“It Isn’t Always Fun” – On Giving Advice
During the 1960s I had served as director of the Minnesota Heart Association’s Cardiac Rehabilitation Unit and practiced internal medicine and preventive cardiology in St. Paul. I was also medical director of MSI, a local insurance company that served regional farm and consumer cooperatives. So, it was not strange that in 1972, I received a telephone query one afternoon from a man I knew only slightly, the CEO of a large St. Paul insurance company. Charlie, we will call him, indicated that his company had been approached by Ramsey County Hospital to make an ongoing commitment to its community-wide cardiac resuscitation and emergency efforts. The executive thought it a good idea medically and for the image of his company but he wanted to know what I thought.
“Well, Charlie,” I replied, “this is a brand-new field. People want it. The profession wants it. Industry wants it. The new Ramsey emergency unit needs help to get started. You probably have a win-win situation.”
I went on to explain, however, that analyses we had made of the potential contribution of such emergency services gave estimates that the overall effect would be small in actual lives saved. I indicated that these services would neither reduce the rate of new heart attacks nor lower the cardiac risk among upcoming generations. I characterized CPR and emergency cardiac care as Bandaid for a hemorrhage. Though many had jumped on this bandwagon, its support was based on the ballyhooed technology rather than on a rational appraisal of costs versus benefits or on a clear look into the future.

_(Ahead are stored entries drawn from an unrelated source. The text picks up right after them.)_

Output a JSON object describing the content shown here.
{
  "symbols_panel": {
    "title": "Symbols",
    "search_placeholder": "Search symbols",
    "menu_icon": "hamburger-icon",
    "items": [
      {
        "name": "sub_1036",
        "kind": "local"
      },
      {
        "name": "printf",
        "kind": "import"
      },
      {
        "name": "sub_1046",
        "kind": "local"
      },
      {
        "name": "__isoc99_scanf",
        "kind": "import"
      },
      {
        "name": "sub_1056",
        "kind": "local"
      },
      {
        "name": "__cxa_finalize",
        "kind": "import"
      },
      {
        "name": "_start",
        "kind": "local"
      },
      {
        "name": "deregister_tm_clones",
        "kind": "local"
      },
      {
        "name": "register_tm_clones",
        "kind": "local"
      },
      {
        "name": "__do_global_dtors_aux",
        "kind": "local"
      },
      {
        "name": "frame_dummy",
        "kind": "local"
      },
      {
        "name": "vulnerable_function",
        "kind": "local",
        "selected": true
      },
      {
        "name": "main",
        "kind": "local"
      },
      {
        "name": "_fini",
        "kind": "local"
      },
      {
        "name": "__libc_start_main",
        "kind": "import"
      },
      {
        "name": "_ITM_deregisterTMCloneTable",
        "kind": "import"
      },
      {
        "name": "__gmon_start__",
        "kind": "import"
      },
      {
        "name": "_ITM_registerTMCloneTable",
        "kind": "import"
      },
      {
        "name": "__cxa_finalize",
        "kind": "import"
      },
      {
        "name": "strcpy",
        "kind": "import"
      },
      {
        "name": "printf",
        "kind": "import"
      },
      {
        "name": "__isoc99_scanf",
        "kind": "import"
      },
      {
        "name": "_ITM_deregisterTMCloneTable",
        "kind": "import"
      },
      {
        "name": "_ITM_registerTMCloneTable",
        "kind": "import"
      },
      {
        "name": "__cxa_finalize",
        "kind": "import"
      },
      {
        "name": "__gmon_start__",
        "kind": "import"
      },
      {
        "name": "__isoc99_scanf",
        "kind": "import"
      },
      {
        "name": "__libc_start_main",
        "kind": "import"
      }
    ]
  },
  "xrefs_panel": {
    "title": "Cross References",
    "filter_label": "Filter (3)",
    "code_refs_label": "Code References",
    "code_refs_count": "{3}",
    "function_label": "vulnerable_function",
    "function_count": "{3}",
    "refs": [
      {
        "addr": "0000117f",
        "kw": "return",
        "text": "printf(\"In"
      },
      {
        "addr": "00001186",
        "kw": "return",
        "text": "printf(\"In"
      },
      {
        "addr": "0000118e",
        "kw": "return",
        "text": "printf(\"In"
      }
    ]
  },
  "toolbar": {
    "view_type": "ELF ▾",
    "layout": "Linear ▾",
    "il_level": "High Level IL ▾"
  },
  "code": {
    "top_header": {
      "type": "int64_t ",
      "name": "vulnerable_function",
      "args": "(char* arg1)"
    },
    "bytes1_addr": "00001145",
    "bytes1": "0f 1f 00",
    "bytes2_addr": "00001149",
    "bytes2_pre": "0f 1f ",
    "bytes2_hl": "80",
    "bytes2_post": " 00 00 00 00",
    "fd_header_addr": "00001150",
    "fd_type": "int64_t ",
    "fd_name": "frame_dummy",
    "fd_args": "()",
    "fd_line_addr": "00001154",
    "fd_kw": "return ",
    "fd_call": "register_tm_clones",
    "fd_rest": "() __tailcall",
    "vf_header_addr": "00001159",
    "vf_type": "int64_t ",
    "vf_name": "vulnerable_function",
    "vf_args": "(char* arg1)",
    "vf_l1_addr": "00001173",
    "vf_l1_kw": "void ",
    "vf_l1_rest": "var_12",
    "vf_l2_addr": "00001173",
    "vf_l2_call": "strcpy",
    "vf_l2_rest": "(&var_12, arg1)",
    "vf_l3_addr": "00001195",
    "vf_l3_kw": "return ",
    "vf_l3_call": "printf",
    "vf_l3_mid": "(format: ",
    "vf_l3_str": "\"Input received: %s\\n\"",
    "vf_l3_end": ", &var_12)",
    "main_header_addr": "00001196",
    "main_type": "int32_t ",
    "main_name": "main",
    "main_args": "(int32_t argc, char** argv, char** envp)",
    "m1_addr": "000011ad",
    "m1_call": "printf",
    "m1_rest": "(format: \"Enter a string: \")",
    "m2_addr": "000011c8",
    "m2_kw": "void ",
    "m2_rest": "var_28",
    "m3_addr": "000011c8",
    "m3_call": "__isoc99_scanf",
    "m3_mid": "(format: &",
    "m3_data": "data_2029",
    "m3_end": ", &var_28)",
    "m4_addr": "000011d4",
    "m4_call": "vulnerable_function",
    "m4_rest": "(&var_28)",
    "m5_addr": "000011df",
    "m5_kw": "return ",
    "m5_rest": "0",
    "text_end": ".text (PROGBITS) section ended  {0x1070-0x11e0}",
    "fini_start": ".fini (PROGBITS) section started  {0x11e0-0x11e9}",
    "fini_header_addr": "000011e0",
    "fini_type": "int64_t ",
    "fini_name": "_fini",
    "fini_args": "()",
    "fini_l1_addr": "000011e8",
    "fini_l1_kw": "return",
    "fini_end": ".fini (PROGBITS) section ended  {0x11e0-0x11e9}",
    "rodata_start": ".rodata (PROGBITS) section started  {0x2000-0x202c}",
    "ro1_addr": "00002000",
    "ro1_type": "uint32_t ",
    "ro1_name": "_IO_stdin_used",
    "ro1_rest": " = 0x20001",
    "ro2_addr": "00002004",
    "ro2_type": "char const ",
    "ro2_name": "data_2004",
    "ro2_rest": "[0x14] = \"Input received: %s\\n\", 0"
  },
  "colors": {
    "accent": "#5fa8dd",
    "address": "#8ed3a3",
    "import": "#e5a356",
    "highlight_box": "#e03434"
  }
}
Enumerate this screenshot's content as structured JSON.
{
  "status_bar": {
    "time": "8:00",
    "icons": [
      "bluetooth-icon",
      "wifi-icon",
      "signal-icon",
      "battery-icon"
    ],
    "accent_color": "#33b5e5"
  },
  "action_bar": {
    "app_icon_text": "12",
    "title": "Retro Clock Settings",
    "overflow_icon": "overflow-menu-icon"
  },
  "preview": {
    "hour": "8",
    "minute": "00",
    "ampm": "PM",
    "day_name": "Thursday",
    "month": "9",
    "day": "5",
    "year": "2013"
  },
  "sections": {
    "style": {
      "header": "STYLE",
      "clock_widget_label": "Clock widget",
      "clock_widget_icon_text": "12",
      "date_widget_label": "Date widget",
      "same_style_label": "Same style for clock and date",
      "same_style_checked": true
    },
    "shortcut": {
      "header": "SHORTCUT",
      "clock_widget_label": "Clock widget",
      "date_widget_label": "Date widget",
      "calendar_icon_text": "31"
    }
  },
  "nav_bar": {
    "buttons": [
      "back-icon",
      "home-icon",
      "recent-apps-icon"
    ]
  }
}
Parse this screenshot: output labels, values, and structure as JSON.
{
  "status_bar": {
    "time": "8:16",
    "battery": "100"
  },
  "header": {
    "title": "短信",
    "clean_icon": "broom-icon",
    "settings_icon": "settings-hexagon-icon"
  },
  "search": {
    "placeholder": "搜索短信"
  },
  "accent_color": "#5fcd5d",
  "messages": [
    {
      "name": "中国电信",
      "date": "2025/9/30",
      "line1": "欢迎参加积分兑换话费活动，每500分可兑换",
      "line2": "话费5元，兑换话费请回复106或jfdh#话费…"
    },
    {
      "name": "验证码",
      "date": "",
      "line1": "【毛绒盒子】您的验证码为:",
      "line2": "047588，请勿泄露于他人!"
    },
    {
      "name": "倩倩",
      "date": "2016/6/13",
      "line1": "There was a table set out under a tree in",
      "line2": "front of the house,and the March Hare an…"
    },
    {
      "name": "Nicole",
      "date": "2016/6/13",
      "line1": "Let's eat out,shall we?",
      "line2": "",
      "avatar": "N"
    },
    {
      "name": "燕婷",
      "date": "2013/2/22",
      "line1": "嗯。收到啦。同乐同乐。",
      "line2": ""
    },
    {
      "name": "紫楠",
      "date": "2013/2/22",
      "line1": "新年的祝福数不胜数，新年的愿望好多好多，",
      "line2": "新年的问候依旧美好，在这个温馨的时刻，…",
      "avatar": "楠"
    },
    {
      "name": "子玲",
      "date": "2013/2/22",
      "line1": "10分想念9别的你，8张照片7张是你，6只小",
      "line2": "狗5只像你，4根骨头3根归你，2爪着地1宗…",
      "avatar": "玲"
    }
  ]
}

So I told ole Charlie that he could hardly go wrong supporting the emergency care program. But I advised him that in my view his company could make a greater long-term contribution by putting resources to work at the other end — through preventing heart attacks and reducing high risk in the first place. I offered to put him in touch with colleagues who could give his company an opportunity for equally high visibility in the community and, over the long run, probably a larger return per dollar contribution.
He thanked me for my advice and said he would pass it on to his company’s board within the next days. End of conversation.
CPR saves the day
Hardly a week later, I opened my morning newspaper to read that my acquaintance, ole Charlie himself, Chief Executive Officer of such-and-such Insurance Company, had collapsed that morning at the corner of Seventh and Robert Streets in St. Paul. The article went on to indicate how, remarkably, moments later, he had been resuscitated on the spot by the Ramsey Hospital Emergency Service. He was now resting quietly, though still in critical condition, in the Coronary Care Unit of that facility. The article also reported that the emergency team leader was of the opinion that Charlie’s resuscitation was facilitated by efforts of a bystander trained in the Ramsey County CPR program. Critical, too, was the new ambulance unit’s superb three-and-a-half-minute response time to the emergency call. I recall no details of my subsequent telephone conversation with Charlie a short time after this event. Charlie, incidentally, is still living, hale and hearty. The reader will divine correctly, however, that the action taken by his board of directors in support of cardiovascular research in St. Paul was in the form of life-saving, gung-ho, emergency services, not some vague academic idea about preventing future heart attacks in the community.
I still think I gave Charlie good advice. Only the timing could have been better.